Other South Coast Plaza news: Louis Vuitton has moved into its temporary site next to Saks while its original store expands. Mac & Madi, a San Clemente-based children’s boutique, is set to open midsummer in Macy’s Home Store wing.
Funky Affirmation
Kimberly Funk, owner of The Latest Thing gift shop in Costa Mesa, said jewelry called “affirmation circles” had been selling like crazy since she began carrying the sterling silver pieces about four years ago.
Funk said her business more than doubled due to sales of the silver circles, with messages such as “believe” and “trust” written on them.

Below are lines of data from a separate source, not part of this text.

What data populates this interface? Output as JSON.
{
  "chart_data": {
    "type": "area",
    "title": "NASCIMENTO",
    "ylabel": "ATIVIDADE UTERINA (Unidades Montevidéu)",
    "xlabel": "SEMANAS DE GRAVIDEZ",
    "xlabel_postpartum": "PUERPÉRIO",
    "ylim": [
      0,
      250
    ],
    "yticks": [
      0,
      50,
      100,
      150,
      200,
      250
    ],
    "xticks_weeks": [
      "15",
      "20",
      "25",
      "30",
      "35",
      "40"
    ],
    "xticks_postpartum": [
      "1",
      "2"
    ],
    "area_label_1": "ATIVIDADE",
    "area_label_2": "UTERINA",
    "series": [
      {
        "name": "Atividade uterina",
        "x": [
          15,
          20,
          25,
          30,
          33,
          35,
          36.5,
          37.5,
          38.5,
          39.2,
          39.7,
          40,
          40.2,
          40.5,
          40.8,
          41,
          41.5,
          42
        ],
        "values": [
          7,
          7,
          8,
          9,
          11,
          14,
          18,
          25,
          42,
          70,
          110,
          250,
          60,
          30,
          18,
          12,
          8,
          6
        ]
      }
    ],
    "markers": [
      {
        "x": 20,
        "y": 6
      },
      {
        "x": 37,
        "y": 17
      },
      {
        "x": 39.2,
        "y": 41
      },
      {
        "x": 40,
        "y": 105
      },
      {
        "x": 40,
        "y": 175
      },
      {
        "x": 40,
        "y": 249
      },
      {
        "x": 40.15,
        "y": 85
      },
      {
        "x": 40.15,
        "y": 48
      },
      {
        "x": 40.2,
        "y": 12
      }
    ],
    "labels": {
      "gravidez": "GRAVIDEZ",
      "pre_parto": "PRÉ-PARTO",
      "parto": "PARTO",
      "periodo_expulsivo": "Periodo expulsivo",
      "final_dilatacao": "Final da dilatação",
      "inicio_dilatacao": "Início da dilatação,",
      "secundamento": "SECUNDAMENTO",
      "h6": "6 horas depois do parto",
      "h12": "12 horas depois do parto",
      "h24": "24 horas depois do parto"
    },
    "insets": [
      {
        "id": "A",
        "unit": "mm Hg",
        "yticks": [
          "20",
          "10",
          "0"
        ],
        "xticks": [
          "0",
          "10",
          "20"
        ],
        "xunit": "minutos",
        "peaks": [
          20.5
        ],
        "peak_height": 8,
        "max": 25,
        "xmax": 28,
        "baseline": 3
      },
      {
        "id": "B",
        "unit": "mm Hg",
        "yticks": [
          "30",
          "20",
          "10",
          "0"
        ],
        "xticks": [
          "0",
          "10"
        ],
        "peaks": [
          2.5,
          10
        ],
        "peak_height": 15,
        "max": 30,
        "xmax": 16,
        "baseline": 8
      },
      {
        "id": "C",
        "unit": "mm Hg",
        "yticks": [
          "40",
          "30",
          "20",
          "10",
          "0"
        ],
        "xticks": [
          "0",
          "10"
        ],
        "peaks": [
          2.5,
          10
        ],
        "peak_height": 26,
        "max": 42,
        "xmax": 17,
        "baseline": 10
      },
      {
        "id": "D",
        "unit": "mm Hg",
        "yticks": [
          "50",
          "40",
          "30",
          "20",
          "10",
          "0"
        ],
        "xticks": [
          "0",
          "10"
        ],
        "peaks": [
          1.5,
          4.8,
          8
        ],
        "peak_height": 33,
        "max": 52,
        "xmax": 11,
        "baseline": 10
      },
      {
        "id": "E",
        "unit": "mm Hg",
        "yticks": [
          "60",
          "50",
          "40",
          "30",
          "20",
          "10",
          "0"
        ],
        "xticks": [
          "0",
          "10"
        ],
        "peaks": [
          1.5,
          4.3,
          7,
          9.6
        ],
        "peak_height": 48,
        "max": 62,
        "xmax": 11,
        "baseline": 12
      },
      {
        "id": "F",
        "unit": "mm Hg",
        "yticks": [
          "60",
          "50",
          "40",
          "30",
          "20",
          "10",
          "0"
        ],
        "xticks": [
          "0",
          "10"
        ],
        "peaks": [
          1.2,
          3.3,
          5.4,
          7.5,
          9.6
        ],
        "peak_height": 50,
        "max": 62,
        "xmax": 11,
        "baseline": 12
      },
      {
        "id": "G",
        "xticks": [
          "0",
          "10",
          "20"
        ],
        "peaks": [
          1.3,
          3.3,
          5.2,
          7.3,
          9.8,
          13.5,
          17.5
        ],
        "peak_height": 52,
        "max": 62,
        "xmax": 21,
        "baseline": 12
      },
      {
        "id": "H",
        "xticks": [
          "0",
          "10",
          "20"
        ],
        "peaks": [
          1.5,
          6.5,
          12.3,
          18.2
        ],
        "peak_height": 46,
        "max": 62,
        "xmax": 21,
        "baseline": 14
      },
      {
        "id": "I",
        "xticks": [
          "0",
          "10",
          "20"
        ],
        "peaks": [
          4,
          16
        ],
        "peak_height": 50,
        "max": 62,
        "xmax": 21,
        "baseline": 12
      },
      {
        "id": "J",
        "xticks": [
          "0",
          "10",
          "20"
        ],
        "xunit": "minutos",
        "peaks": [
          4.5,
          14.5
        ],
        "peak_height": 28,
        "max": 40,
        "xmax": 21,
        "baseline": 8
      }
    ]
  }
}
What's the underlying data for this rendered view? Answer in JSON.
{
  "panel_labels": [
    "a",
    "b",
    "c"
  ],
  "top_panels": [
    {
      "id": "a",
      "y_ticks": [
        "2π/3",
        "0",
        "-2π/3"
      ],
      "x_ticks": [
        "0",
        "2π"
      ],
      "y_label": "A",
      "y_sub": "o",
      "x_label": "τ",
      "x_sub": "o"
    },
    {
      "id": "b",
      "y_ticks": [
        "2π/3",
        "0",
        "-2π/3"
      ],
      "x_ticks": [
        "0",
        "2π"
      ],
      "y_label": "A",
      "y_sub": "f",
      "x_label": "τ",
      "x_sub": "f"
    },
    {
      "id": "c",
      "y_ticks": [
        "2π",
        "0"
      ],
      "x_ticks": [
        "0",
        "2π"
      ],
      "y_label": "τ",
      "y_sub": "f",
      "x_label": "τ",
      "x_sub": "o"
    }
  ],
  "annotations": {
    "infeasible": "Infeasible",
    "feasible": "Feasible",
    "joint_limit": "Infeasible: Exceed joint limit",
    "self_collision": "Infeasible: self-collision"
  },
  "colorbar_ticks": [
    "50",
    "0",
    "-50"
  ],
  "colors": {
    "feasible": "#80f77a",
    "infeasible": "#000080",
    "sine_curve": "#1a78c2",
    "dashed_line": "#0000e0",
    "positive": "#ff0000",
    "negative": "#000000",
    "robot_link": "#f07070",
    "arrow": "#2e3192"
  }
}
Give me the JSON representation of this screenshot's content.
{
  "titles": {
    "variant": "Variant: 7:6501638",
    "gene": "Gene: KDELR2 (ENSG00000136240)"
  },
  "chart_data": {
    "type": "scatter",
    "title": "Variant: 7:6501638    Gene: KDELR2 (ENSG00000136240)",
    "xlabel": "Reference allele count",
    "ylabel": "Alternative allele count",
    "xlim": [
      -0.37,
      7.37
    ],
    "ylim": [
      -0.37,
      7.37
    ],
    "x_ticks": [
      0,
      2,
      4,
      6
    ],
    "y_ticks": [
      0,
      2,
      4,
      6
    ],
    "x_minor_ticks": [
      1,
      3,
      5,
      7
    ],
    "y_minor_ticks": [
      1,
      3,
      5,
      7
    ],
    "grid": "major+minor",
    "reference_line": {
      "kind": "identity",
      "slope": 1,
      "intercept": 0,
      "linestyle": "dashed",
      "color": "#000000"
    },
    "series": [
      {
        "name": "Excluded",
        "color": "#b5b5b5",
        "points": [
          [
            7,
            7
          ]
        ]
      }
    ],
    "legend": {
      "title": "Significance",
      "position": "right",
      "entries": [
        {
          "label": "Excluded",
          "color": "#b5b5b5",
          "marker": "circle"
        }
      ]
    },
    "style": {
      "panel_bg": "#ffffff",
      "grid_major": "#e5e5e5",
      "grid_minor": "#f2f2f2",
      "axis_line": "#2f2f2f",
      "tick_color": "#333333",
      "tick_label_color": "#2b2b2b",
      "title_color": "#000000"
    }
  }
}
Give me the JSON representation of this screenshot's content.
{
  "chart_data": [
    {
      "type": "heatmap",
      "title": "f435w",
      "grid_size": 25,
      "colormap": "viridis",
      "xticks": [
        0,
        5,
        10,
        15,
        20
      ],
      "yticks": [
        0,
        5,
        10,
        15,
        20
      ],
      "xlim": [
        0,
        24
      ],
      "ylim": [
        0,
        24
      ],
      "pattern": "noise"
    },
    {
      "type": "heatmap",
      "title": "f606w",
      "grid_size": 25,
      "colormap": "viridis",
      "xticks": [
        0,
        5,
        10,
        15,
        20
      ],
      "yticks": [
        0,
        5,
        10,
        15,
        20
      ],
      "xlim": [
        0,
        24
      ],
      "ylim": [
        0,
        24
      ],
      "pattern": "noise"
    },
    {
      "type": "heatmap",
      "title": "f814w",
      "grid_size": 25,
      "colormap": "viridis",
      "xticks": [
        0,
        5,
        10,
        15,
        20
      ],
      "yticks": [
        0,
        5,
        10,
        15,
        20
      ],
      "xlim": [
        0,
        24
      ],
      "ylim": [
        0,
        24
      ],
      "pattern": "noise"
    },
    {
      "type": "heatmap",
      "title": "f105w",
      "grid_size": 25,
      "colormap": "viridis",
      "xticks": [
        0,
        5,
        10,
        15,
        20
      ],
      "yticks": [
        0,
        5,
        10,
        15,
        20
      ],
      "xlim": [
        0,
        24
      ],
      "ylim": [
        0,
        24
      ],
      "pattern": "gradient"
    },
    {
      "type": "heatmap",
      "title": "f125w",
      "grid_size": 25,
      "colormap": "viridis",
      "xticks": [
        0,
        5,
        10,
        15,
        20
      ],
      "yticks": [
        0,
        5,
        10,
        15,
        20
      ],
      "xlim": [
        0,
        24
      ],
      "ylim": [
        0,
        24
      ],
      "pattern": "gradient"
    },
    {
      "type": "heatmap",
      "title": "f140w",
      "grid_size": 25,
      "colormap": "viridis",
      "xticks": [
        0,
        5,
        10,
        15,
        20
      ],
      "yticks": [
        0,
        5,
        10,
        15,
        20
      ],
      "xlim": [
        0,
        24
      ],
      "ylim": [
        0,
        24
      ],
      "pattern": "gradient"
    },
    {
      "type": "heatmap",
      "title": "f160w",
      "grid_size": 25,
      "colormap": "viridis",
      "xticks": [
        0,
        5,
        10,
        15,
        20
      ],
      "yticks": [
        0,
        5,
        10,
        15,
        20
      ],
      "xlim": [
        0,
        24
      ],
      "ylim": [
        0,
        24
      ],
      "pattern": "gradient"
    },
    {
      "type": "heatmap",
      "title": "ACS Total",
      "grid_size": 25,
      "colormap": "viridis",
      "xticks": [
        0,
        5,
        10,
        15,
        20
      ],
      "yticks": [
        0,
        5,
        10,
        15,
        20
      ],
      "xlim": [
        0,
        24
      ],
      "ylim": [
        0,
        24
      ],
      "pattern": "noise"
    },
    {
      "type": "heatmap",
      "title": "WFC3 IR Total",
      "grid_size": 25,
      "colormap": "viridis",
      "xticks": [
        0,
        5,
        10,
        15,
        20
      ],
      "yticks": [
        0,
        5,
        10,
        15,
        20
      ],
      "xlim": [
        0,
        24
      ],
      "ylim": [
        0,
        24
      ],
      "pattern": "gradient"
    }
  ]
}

So she decided to spread the love and kick up sales.
From her Costa Mesa store, she packages the circles as a trio to represent a “story,” puts them on a chain and wholesales them nationally. The circles can be interchanged to create other messages such as “courage, strength, hope.” Other circles read “princess,” “dad,” or “world peace.”
Her primary form of advertisement is a weekly ad in US Weekly for about $2,900.
“It brings in a lot of orders,” she said.
Now they’re carried in Hallmark stores and Fred Segal in Los Angeles, as well as other mom and pop gift stores and jewelry shops. She’d like to see the jewelry in stores such as Hot Topic, Wet Seal and Spencer’s Gifts.
“We’ve had some larger chains looking at us,” she said.
But added business requires new expenses, Funk said. In order to be in the bigger stores, the jewelry has to be bar coded, she said. That’s her current project.
“We’re moving into a whole new paradigm here,” she said.
Funk opened the gift shop with her mom, Mary Lou Williams, 18 years ago, as a way to celebrate her recovery from alcoholism, she said.
The store also sells gifts such as books related to recoveries from various addictions. Although she’s not fond of the “new age” description, that would be one way to characterize the store, she said.
Acura’s Dent
The Acura RL sedan made a dent in Orange County’s luxury auto market during the first quarter from a year earlier, according to the Orange County Automobile Dealers Association’s Auto Outlook report.
Acura RL sales were up nearly 200% in the first quarter versus the same quarter last year, behind the Cadillac STS and the Chrysler 300. The Dodge Magnum followed Acura, with a 150% increase in registrations.
Other winners in the OC market are the sporty Mustang and the Mazda 3 sub compact. Sales for the new Mustang were up 53% in the first quarter.
Although under the radar screen, registrations for the Mazda 3 were up 107% in the first quarter, compared to the same quarter last year.
“Mazda 3 has been like a grand slam homerun,” the report said.
Of the new models, the Jeep Grand Cherokee and the Toyota Tacoma were the only two new models to dip in registrations for the first quarter.